Would it be incorrect to call such associating with brands/ "loving" a company more (or less) an American thing? Why even spend any moment of your finite life pondering over behaviors of random companies, let alone defending one over another?
microsoft has been trying to remake their public image to court the os devs they previously shunned
google hasn't needed to market themselves like that
feeling any sort of 'trust' towards either, outside the context of something like a legitimate business contract, seems to me like a media literacy problem
Any discussion of what happened to Google has to start with the two individuals who together still control most of the shareholders' votes and together still have (IANAL) effectively almost completely control over it, Page and Brin.
(Yes, they put someone else in as CEO: so what? Yes, they've largely disappeared from public view: so what? Page and Brin still exist and still control Google even if they have a lower profile than eg. Zuckerberg and even if they aren't jumping up and down in public like the current owner of Twitter: see https://en.wikipedia.org/wiki/Object_permanence . If Sergey Brin is able to start poking around inside Google again because he's worried about competition from OpenAI https://www.forbes.com/sites/richardnieva/2023/01/31/sergey-... then he's also perfectly well able to come back to scotch the Web Integrity API. The fact that he hasn't done the latter is simply a choice that he has made.)
Some people are too young to remember, and some seem to have forgotten, how much Google's rise to dominance was enabled by the perception that Page and Brin were two fine young men who could be relied on to act with restraint and a sense of public responsibility—a perception which Google itself of course encouraged. If they'd had the same public reputation as Bill Gates or Larry Ellison then the early history of would likely have been very different. (Now, more fool the rest of us for putting stock in that perception, of course, but that doesn't let Page and Brin off the hook either.)
So, what happened there? HR scandals and maybe health issues seem to have helped drive them out of public view. The end of Google's all-hands meetings also seems rather significant, though it doesn't seem clear whether it was more a cause or a consequence of other changes (Back in 2019 Steven Levy wrote "That’s why, when Google said Thank Goodness It’s Finished, it ended a lot more than a weekly meeting. Winter has come to Silicon Valley.
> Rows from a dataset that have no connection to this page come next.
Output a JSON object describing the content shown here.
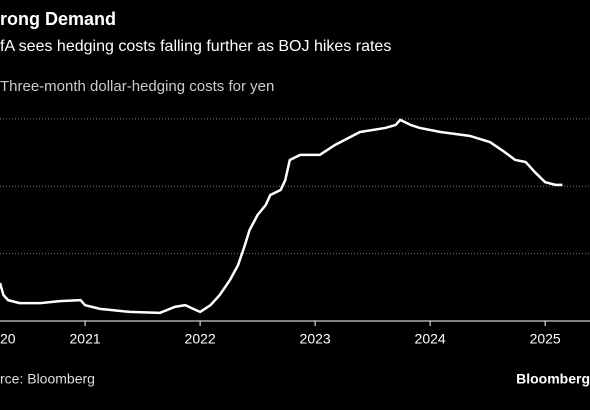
{
  "chart_data": {
    "type": "line",
    "title": "rong Demand",
    "subtitle": "fA sees hedging costs falling further as BOJ hikes rates",
    "source": "rce: Bloomberg",
    "brand": "Bloomberg",
    "series": [
      {
        "name": "Three-month dollar-hedging costs for yen",
        "color": "#ffffff",
        "x": [
          2020.26,
          2020.29,
          2020.33,
          2020.43,
          2020.61,
          2020.78,
          2020.96,
          2021.0,
          2021.13,
          2021.39,
          2021.65,
          2021.78,
          2021.87,
          2021.96,
          2022.0,
          2022.09,
          2022.17,
          2022.26,
          2022.33,
          2022.39,
          2022.43,
          2022.5,
          2022.57,
          2022.61,
          2022.7,
          2022.74,
          2022.78,
          2022.87,
          2023.04,
          2023.17,
          2023.39,
          2023.61,
          2023.7,
          2023.74,
          2023.83,
          2023.91,
          2024.09,
          2024.35,
          2024.52,
          2024.65,
          2024.74,
          2024.83,
          2024.91,
          2025.0,
          2025.09,
          2025.15
        ],
        "values": [
          1.13,
          0.77,
          0.62,
          0.53,
          0.53,
          0.59,
          0.62,
          0.47,
          0.36,
          0.27,
          0.24,
          0.42,
          0.47,
          0.33,
          0.27,
          0.47,
          0.77,
          1.22,
          1.66,
          2.26,
          2.7,
          3.15,
          3.44,
          3.74,
          3.89,
          4.18,
          4.78,
          4.93,
          4.93,
          5.22,
          5.61,
          5.73,
          5.82,
          5.97,
          5.82,
          5.73,
          5.61,
          5.49,
          5.31,
          5.01,
          4.78,
          4.72,
          4.42,
          4.12,
          4.04,
          4.04
        ]
      }
    ],
    "xlim": [
      2020.26,
      2025.39
    ],
    "xticks": [
      {
        "value": 2020,
        "label": "20"
      },
      2021,
      2022,
      2023,
      2024,
      2025
    ],
    "ylim": [
      0,
      6.5
    ],
    "yticks": [
      2,
      4,
      6
    ],
    "grid": true
  }
}
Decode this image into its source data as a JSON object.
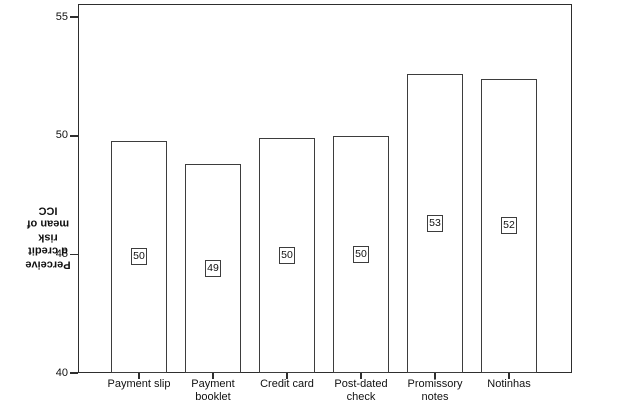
{
  "chart_data": {
    "type": "bar",
    "title": "",
    "xlabel": "",
    "ylabel": "Perceived credit risk mean of ICC",
    "ylabel_lines": [
      "Perceive",
      "d credit",
      "risk",
      "mean of",
      "ICC"
    ],
    "ylabel_rotated_180_degrees": true,
    "categories": [
      "Payment slip",
      "Payment booklet",
      "Credit card",
      "Post-dated check",
      "Promissory notes",
      "Notinhas"
    ],
    "category_label_lines": [
      [
        "Payment slip"
      ],
      [
        "Payment",
        "booklet"
      ],
      [
        "Credit card"
      ],
      [
        "Post-dated",
        "check"
      ],
      [
        "Promissory",
        "notes"
      ],
      [
        "Notinhas"
      ]
    ],
    "values": [
      49.8,
      48.8,
      49.9,
      50.0,
      52.6,
      52.4
    ],
    "bar_value_labels": [
      "50",
      "49",
      "50",
      "50",
      "53",
      "52"
    ],
    "y_ticks": [
      55,
      50,
      45,
      40
    ],
    "ylim": [
      40,
      55
    ],
    "grid": false,
    "legend": "none",
    "bar_fill_color": "#ffffff",
    "bar_border_color": "#3d3d3d",
    "axis_color": "#2e2e2e",
    "text_color": "#111111"
  }
}
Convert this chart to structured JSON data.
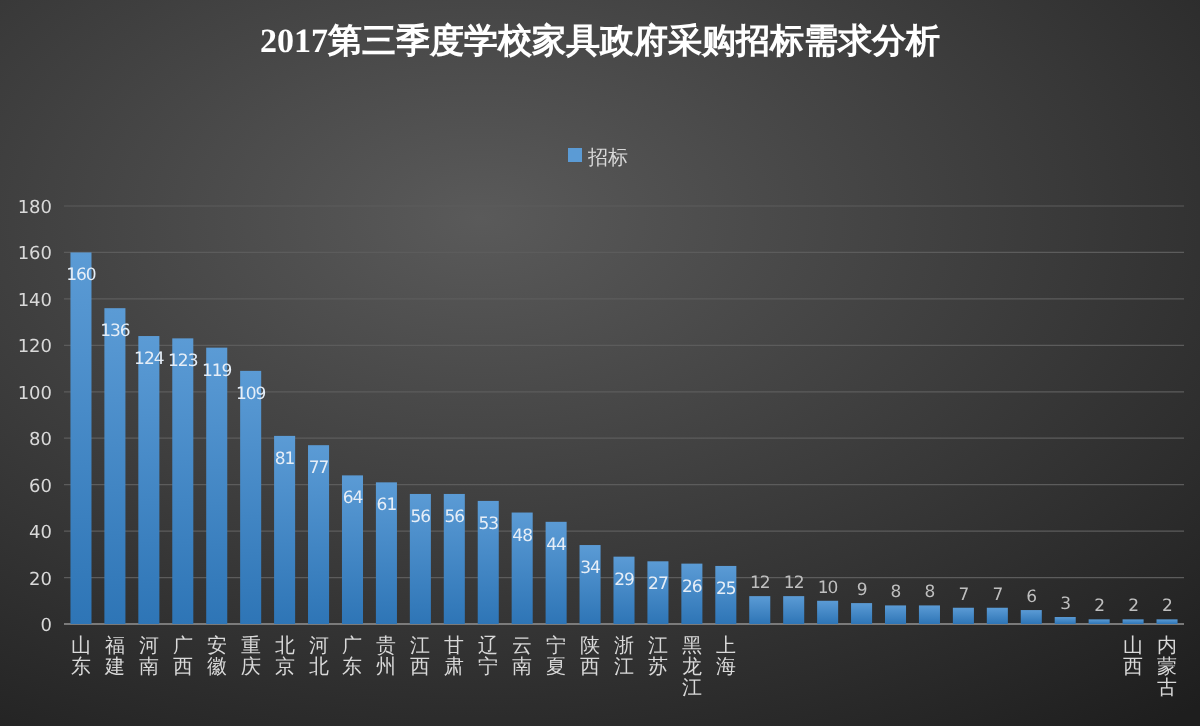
{
  "chart_data": {
    "type": "bar",
    "title": "2017第三季度学校家具政府采购招标需求分析",
    "categories": [
      "山东",
      "福建",
      "河南",
      "广西",
      "安徽",
      "重庆",
      "北京",
      "河北",
      "广东",
      "贵州",
      "江西",
      "甘肃",
      "辽宁",
      "云南",
      "宁夏",
      "陕西",
      "浙江",
      "江苏",
      "黑龙江",
      "上海",
      null,
      null,
      null,
      null,
      null,
      null,
      null,
      null,
      null,
      null,
      null,
      "山西",
      "内蒙古"
    ],
    "series": [
      {
        "name": "招标",
        "color": "#5b9bd5",
        "values": [
          160,
          136,
          124,
          123,
          119,
          109,
          81,
          77,
          64,
          61,
          56,
          56,
          53,
          48,
          44,
          34,
          29,
          27,
          26,
          25,
          12,
          12,
          10,
          9,
          8,
          8,
          7,
          7,
          6,
          3,
          2,
          2,
          2
        ]
      }
    ],
    "ylim": [
      0,
      180
    ],
    "yticks": [
      0,
      20,
      40,
      60,
      80,
      100,
      120,
      140,
      160,
      180
    ],
    "grid": "y",
    "legend": "top",
    "data_labels": true
  }
}
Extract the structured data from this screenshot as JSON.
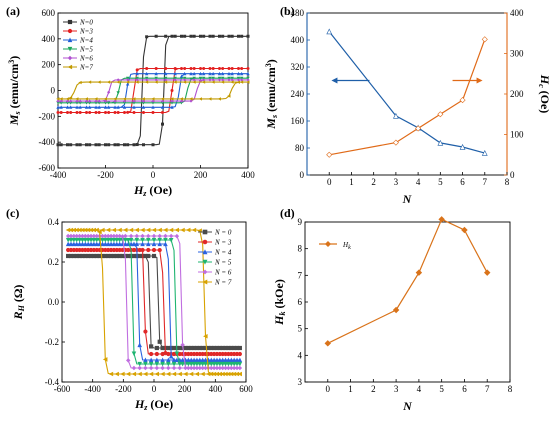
{
  "chart_data": [
    {
      "panel": "(a)",
      "type": "line",
      "xlabel": "Hz (Oe)",
      "ylabel": "Ms (emu/cm3)",
      "xlim": [
        -400,
        400
      ],
      "ylim": [
        -600,
        600
      ],
      "xticks": [
        "-400",
        "-200",
        "0",
        "200",
        "400"
      ],
      "yticks": [
        "-600",
        "-400",
        "-200",
        "0",
        "200",
        "400",
        "600"
      ],
      "legend": "top-left",
      "series": [
        {
          "name": "N=0",
          "color": "#333333",
          "marker": "square",
          "saturation": 420,
          "coercivity": 45
        },
        {
          "name": "N=3",
          "color": "#e32020",
          "marker": "circle",
          "saturation": 170,
          "coercivity": 80
        },
        {
          "name": "N=4",
          "color": "#1f5fd6",
          "marker": "triangle",
          "saturation": 130,
          "coercivity": 110
        },
        {
          "name": "N=5",
          "color": "#1aa55a",
          "marker": "triangle-down",
          "saturation": 95,
          "coercivity": 145
        },
        {
          "name": "N=6",
          "color": "#b04fd1",
          "marker": "diamond",
          "saturation": 82,
          "coercivity": 185
        },
        {
          "name": "N=7",
          "color": "#c29a00",
          "marker": "triangle-left",
          "saturation": 65,
          "coercivity": 330
        }
      ]
    },
    {
      "panel": "(b)",
      "type": "line",
      "xlabel": "N",
      "ylabel": "Ms (emu/cm3)",
      "ylabel_right": "Hc (Oe)",
      "x": [
        0,
        3,
        4,
        5,
        6,
        7
      ],
      "xlim": [
        -1,
        8
      ],
      "ylim": [
        0,
        480
      ],
      "ylim_right": [
        0,
        400
      ],
      "xticks": [
        "0",
        "1",
        "2",
        "3",
        "4",
        "5",
        "6",
        "7",
        "8"
      ],
      "yticks": [
        "0",
        "80",
        "160",
        "240",
        "320",
        "400",
        "480"
      ],
      "yticks_right": [
        "0",
        "100",
        "200",
        "300",
        "400"
      ],
      "series": [
        {
          "name": "Ms",
          "axis": "left",
          "color": "#1f5fa8",
          "values": [
            425,
            175,
            140,
            95,
            83,
            65
          ]
        },
        {
          "name": "Hc",
          "axis": "right",
          "color": "#e06a18",
          "values": [
            50,
            80,
            115,
            150,
            185,
            335
          ]
        }
      ]
    },
    {
      "panel": "(c)",
      "type": "line",
      "xlabel": "Hz (Oe)",
      "ylabel": "RH (Ω)",
      "xlim": [
        -600,
        600
      ],
      "ylim": [
        -0.4,
        0.4
      ],
      "xticks": [
        "-600",
        "-400",
        "-200",
        "0",
        "200",
        "400",
        "600"
      ],
      "yticks": [
        "-0.4",
        "-0.2",
        "0.0",
        "0.2",
        "0.4"
      ],
      "legend": "right",
      "series": [
        {
          "name": "N = 0",
          "color": "#4a4a4a",
          "marker": "square",
          "saturation": 0.23,
          "coercivity": 30
        },
        {
          "name": "N = 3",
          "color": "#e02828",
          "marker": "circle",
          "saturation": 0.26,
          "coercivity": 60
        },
        {
          "name": "N = 4",
          "color": "#2a62e0",
          "marker": "triangle",
          "saturation": 0.29,
          "coercivity": 100
        },
        {
          "name": "N = 5",
          "color": "#1fb570",
          "marker": "triangle-down",
          "saturation": 0.31,
          "coercivity": 140
        },
        {
          "name": "N = 6",
          "color": "#c06ee0",
          "marker": "diamond",
          "saturation": 0.33,
          "coercivity": 180
        },
        {
          "name": "N = 7",
          "color": "#d8a200",
          "marker": "triangle-left",
          "saturation": 0.36,
          "coercivity": 330
        }
      ]
    },
    {
      "panel": "(d)",
      "type": "line",
      "xlabel": "N",
      "ylabel": "Hk (kOe)",
      "x": [
        0,
        3,
        4,
        5,
        6,
        7
      ],
      "xlim": [
        -1,
        8
      ],
      "ylim": [
        3,
        9
      ],
      "xticks": [
        "0",
        "1",
        "2",
        "3",
        "4",
        "5",
        "6",
        "7",
        "8"
      ],
      "yticks": [
        "3",
        "4",
        "5",
        "6",
        "7",
        "8",
        "9"
      ],
      "legend": "top-left",
      "series": [
        {
          "name": "Hk",
          "color": "#d9731a",
          "values": [
            4.45,
            5.7,
            7.1,
            9.1,
            8.7,
            7.1
          ]
        }
      ]
    }
  ]
}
And no beer for you." https://www.wired.com/story/google-shakes-up-its-tgif-and-en... , which now seems prescient.) It also looks as if they simply got bored of running Google, and seem to believe that simply running Google is beneath them. Cut off from normal life, it also seems likely that they've been radicalised by an antisocial subculture of billionaires and cent-millionaires. But others must know much better than I do.
Which products? Like Windows which collects data about you to inject ads throughout the system and resets settings that turns it off with every auto-update that you can’t permanently turn off? How noble of them to also charge people for that privilege.
I've said this before, and until I said it the first time I thought the oldies who said it were just being curmudgeonly boomer types ...
It's all cyclic. One generations hero is the next's villain, and as we all move away from the villain we find new heros, those become villains as old heroes re-invent and we all move zigzag into the future.
Just look at what happened with compiled / static vs dynamic / "productive" languages from the 90s to 2030s. It's been less of a roller coaster and more of a pendulum.
Uncritically associating "trust" with a brand is a mistake. Microsoft are no more on the side of the angels than anyone else (and are very clearly on the other side in some of the legal positions they stake out, such as their amicus brief in support of Oracle against Google in the Java case).
Pick a sports team if you must, but don't pick a brand and support them loyally. Be an interchangeable consumer, because this is how they model your behaviour anyway. Maximise that.